One recent day in Prague’s Parliament, lawmaker Jan Farsky steals constant glances at the television screen in his office showing the session under way. He is awaiting debate about the law to require all contracts to be available online, which he has long pushed for.

Mr. Farsky has fully supported Reconstruction of the State, but he says that in these halls it’s lost favor among lawmakers.

One of the main hurdles is the identity of one of the project’s key supporters: Finance Minister Andrej Babis.

Mr. Babis ran for office on an anticorruption platform, practically adopting Reconstruction of the State as his own, Farsky says. But he is himself an oligarch and media magnate-turned-politician, and has proved as polarizing as Silvio Berlusconi, the Italian politician and mogul to whom Babis is often compared. Babis’s support for Reconstruction has given lawmakers an excuse to distance themselves from the project today.

“The US may be supporting [Reconstruction of the State] to save us from the East, but Babis is taking us back to the East,” Farsky says, noting the irony.

‘Obsessed’ with data

Mr. Skuhrovec, the programmer, remains undeterred by the hurdles facing Reconstruction of the State. Instead, he says, he is simply “obsessed with getting lots of data sets.”

That data analysis has uncovered some alarming trends, such as that nearly 30 percent of all awardees of Czech procurement contracts directly donate money to political parties. Some of his methods for analyzing public procurement, through his Econlab, are getting replicated at the EU level.

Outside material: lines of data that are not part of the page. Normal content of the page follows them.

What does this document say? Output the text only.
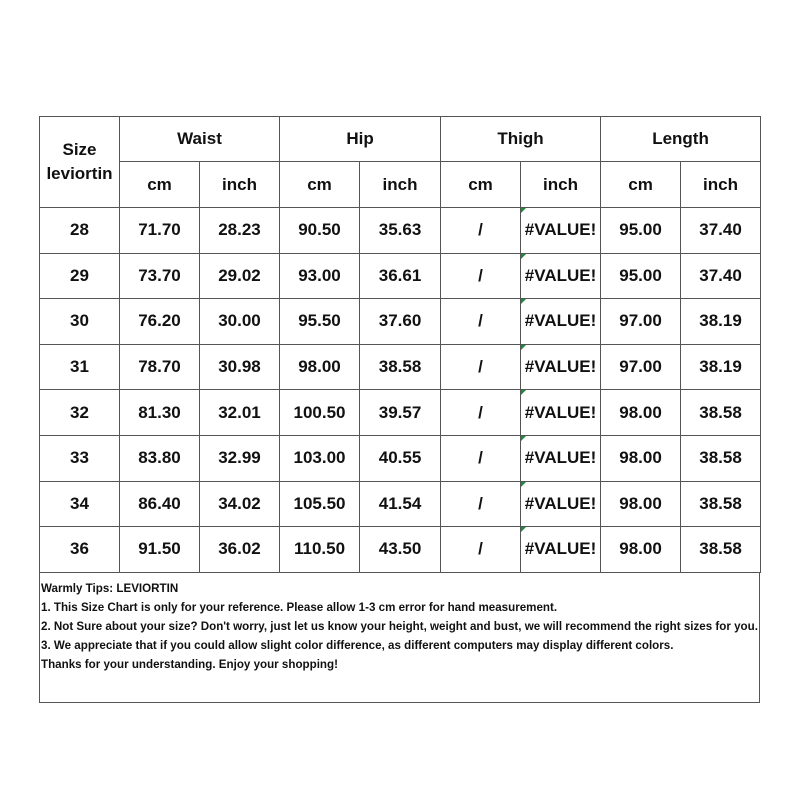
Size
leviortin	Waist		Hip		Thigh		Length	
	cm	inch	cm	inch	cm	inch	cm	inch
28	71.70	28.23	90.50	35.63	/	#VALUE!	95.00	37.40
29	73.70	29.02	93.00	36.61	/	#VALUE!	95.00	37.40
30	76.20	30.00	95.50	37.60	/	#VALUE!	97.00	38.19
31	78.70	30.98	98.00	38.58	/	#VALUE!	97.00	38.19
32	81.30	32.01	100.50	39.57	/	#VALUE!	98.00	38.58
33	83.80	32.99	103.00	40.55	/	#VALUE!	98.00	38.58
34	86.40	34.02	105.50	41.54	/	#VALUE!	98.00	38.58
36	91.50	36.02	110.50	43.50	/	#VALUE!	98.00	38.58
Warmly Tips: LEVIORTIN
1. This Size Chart is only for your reference. Please allow 1-3 cm error for hand measurement.
2. Not Sure about your size? Don't worry, just let us know your height, weight and bust, we will recommend the right sizes for you.
3. We appreciate that if you could allow slight color difference, as different computers may display different colors.
Thanks for your understanding. Enjoy your shopping!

Where he sees the most direct link with his day job and the overall strategy to contain influence from Russia is in the area of party financing. While foreign countries are prohibited from donating to election campaigns in the Czech Republic, they can get around it by buying companies that then contribute funding. He wants to bring those loopholes to light.

“Since the 1990s everyone talks about the convergence to Western Europe,” he says, “but somehow we fear this convergence might not be happening.”